When I climb out of bed, before I do anything else, I switch on the television and tune in to Nickelodeon. Between eight and ten in the morning, the channel starts broadcasting my favorite cartoon: “SpongeBob SquarePants.”
As I hear the sounds gurgling up from the depths of Bikini Bottom, a television undersea world, my lips break into a smile. As I sip my coffee, I begin to feel a bit peckish. Of course, it doesn’t take much to fix a bowl of cereal and a slice of toast, but it’s a “krabby patty” I crave, the hamburger served at The Krusty Krab.
Plumb patties enclosed between perfect hemispheres of two sesame buns, garnished with a brilliant green lettuce, a slice of cheese, a ring of onion, bright-yellow mustard, and red ketchup.

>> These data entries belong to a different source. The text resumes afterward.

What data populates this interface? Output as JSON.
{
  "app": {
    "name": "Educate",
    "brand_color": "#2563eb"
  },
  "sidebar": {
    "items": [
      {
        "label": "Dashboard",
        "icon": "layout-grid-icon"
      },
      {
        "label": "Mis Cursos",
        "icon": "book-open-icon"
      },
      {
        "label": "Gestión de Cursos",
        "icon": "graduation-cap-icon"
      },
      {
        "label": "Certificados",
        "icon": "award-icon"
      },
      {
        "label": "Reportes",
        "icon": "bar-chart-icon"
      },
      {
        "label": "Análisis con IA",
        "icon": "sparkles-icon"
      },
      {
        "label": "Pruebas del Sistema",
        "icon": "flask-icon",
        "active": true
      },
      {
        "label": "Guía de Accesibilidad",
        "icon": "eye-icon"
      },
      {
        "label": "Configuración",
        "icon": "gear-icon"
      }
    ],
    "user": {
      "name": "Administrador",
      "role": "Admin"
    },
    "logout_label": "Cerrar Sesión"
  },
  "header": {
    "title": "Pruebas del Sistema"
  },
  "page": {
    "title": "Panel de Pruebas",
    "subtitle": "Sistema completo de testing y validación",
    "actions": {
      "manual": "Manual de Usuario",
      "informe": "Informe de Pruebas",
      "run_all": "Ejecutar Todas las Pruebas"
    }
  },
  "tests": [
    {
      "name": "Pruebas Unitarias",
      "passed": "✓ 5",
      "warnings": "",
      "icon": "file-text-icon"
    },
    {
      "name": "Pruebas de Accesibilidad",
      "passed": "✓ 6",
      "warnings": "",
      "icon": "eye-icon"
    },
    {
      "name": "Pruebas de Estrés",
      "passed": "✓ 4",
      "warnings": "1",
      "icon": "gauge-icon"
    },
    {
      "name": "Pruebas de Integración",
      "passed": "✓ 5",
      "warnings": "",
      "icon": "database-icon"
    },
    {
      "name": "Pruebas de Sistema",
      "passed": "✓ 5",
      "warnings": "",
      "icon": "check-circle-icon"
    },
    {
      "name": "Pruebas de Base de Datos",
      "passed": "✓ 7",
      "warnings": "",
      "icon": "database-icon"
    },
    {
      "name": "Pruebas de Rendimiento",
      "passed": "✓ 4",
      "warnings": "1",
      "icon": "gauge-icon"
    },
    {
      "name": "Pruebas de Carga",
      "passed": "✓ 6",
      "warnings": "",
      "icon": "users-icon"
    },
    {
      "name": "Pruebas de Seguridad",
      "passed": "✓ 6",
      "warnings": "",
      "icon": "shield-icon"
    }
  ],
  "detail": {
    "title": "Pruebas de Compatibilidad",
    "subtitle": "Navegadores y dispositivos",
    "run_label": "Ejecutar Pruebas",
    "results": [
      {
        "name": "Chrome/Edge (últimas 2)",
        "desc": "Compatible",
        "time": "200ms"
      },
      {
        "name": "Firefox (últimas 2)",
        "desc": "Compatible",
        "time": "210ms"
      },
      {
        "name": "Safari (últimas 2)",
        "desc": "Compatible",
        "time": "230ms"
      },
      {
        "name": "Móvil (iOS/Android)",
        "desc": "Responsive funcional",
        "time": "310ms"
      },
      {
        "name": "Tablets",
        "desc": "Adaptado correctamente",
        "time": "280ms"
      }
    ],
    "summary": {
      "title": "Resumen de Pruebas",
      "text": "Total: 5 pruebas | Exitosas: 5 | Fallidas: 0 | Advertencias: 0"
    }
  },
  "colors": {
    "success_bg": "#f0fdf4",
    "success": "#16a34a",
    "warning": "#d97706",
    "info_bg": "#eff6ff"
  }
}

I’ve come to believe that these nautical morsels are mouth-wateringly good. What makes them so heavenly? It’s not the ingredients. Come to think of it, would a carbon-copy burger, made by a fast-fast giant taste as good? I think, not.
Never mind that Mr. Eugene Krabs is a skinflint, who plays cheap. The gustatory power of the krabby patties is in the story of SpongeBob and his adventures with his starfish buddy, Patrick, in their watery firmament.
An adorable little fry cook, in a pair of brown rectangular pants, he looks forward to going to work at The Krusty Krab, every single day of the week. Never the one to be absent or to grumble, he single-handedly prepares each sandwich to perfection. As coils of aromatic smoke waft up from his grille, he scoots over to hand individual orders to the ever-testy Squidward, the restaurant’s cashier, its only other employee.
There. The pick-me-up is ready for pick up.